Fiddlestix Review

Title.

Donna Decker

Shoes 


               Estelle’s slippers are lined up beside her bed. Black terrycloth, pink suede, plaid flannel.

            There are no shoes. She must own a pair, but they are notably absent among the slippers.

            She does leave the nursing home on occasion when her sons take her to the Bonanza Food Bar, when one of her grandchildren gets married. She’d need shoes for such outings. But none poke from beneath her twin bed, one of three beds in the room, each separated by a pasty green curtain on a ceiling runner. Estelle’s bed, like the others, is sheathed in an orange, ribbed bedspread. One of Estelle’s roommates sits in a chair in a corner. A cane rests against her leg. Her marble-white hair is tied back into a loose bun. She wears cat-eye glasses and clutches a Bible. Visitors to the nursing home can’t recall when the white-haired woman was not in the chair in the corner.

            From that corner, she smiles and smiles at babies and children and says sweet things in Polish. But Estelle is annoyed by such encroachment and tugs visitors away with a pinch on the forearm, drawing them, possessively, to her third of the room. Squeezed into the nook where Estelle lives out her old age are a vinyl chair with wooden arms, a hospital tray on wheels, a two-drawer dresser, and a wide windowsill. Every surface is littered with knickknacks. Absurd crocheted bunny ears on a glass jar. Faded FTD vases. Mugs that say mellifluous things about mothers. A clock inset with a Currier and Ives print hangs from the wall above her bed. Sheep graze beside a homestead, near purple clusters of lilacs.

            The contrast between the painted and the real, one breezy and bucolic, the other stifling and sour, is bald. Distressing for the visitor who remembers that Estelle didn’t always live here. Likewise, some visitors are bothered by Estelle’s shoeless-ness. Bothered that really and truly she’s got nowhere to go. Anymore.

            In earlier times, before the nursing home and the knickknacks, Estelle was a housewife and a gifted cook who delighted in fattening up her family. Perpetually skinny to near emaciation herself, she’d heap plates with spaghetti and sauce, sautéed chicken breast or simmered pork chops and urge, “Eat, eat, it’s good for you. You need to eat.”

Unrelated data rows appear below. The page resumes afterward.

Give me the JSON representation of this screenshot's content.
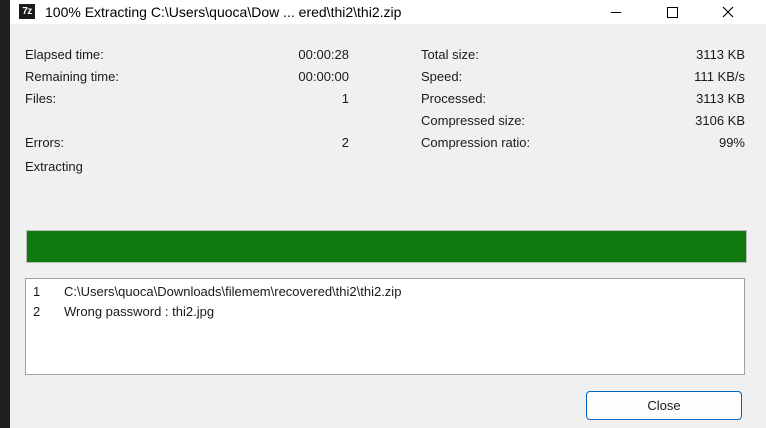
{
  "window": {
    "icon_text": "7z",
    "title": "100% Extracting C:\\Users\\quoca\\Dow ... ered\\thi2\\thi2.zip"
  },
  "stats_left": [
    {
      "label": "Elapsed time:",
      "value": "00:00:28"
    },
    {
      "label": "Remaining time:",
      "value": "00:00:00"
    },
    {
      "label": "Files:",
      "value": "1"
    },
    {
      "label": "Errors:",
      "value": "2"
    }
  ],
  "stats_right": [
    {
      "label": "Total size:",
      "value": "3113 KB"
    },
    {
      "label": "Speed:",
      "value": "111 KB/s"
    },
    {
      "label": "Processed:",
      "value": "3113 KB"
    },
    {
      "label": "Compressed size:",
      "value": "3106 KB"
    },
    {
      "label": "Compression ratio:",
      "value": "99%"
    }
  ],
  "status": "Extracting",
  "progress": {
    "percent": 100,
    "color": "#0f7b0f"
  },
  "log": [
    {
      "num": "1",
      "message": "C:\\Users\\quoca\\Downloads\\filemem\\recovered\\thi2\\thi2.zip"
    },
    {
      "num": "2",
      "message": "Wrong password : thi2.jpg"
    }
  ],
  "buttons": {
    "close_label": "Close"
  },
  "colors": {
    "accent": "#0067c0",
    "progress": "#0f7b0f"
  }
}
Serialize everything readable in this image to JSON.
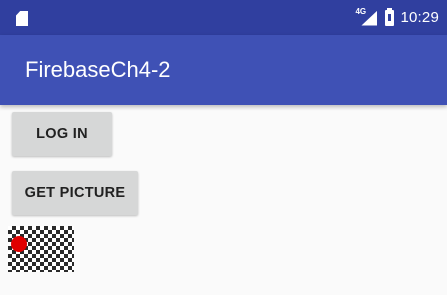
{
  "status_bar": {
    "network_type": "4G",
    "time": "10:29",
    "icons": [
      "sd-card-icon",
      "signal-icon",
      "battery-icon"
    ]
  },
  "app_bar": {
    "title": "FirebaseCh4-2"
  },
  "buttons": {
    "login_label": "LOG IN",
    "get_picture_label": "GET PICTURE"
  },
  "colors": {
    "status_bar": "#303f9f",
    "app_bar": "#3f51b5",
    "button": "#d6d7d7",
    "background": "#fafafa"
  }
}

            In those days, she shared a house with her husband and grown son, watched “Wheel of Fortune,” walked downtown to the five and dime, bickered with her husband. The son, long buffeted by the bickering and din of the house, found escape in his job at the dry cleaner and his bowling league. On weekends, he found escape in a fishing boat and a six-pack or two. Sometimes three.

            When Estelle’s husband died, her sons wanted the best for her. They chose the nursing home with the glassed-in sun room, the hushed chapel, and the richly wallpapered dining hall for Estelle to call home. The word “home” never-more passed her lips.

            The first floor of the circular building is what looked so good to the sons. A comfortable floor, with lots of doors and windows from which the outside appeared accessible. It seemed quaint.

            Sprawling, carpeted stairs rise to the second floor. At top is a heavy metal door. Behind that door the second floor is hot. Loud. Haunting.

            Wheelchair-bound men and women clutch ragged teddy bears and crumpled tissues. Stringy-haired women race round in wheelchairs shouting, “Paul, Paul.” Supremely serene nurses take their arms and gently remind them that Paul died two years ago. They pay no heed, roam again.

            Perhaps the visits Estelle’s sons make are too frequent, too routine, for them to notice the stark contrast between the bucolic Currier and Ives and the overwrought wasteland of the second floor. Perhaps their certainty, in their heart of hearts, that they cannot meet her needs, clouds that contrast. On Mother’s Day, they’ll bring her chocolates, a cardigan sweater, a new pair of slippers.

            Gripped by the contrast, a less-frequent visitor mails a card from long distance, encloses a photo of Estelle’s great grandchildren, and wishes in her heart of hearts that she could deliver Estelle a pair of walking shoes.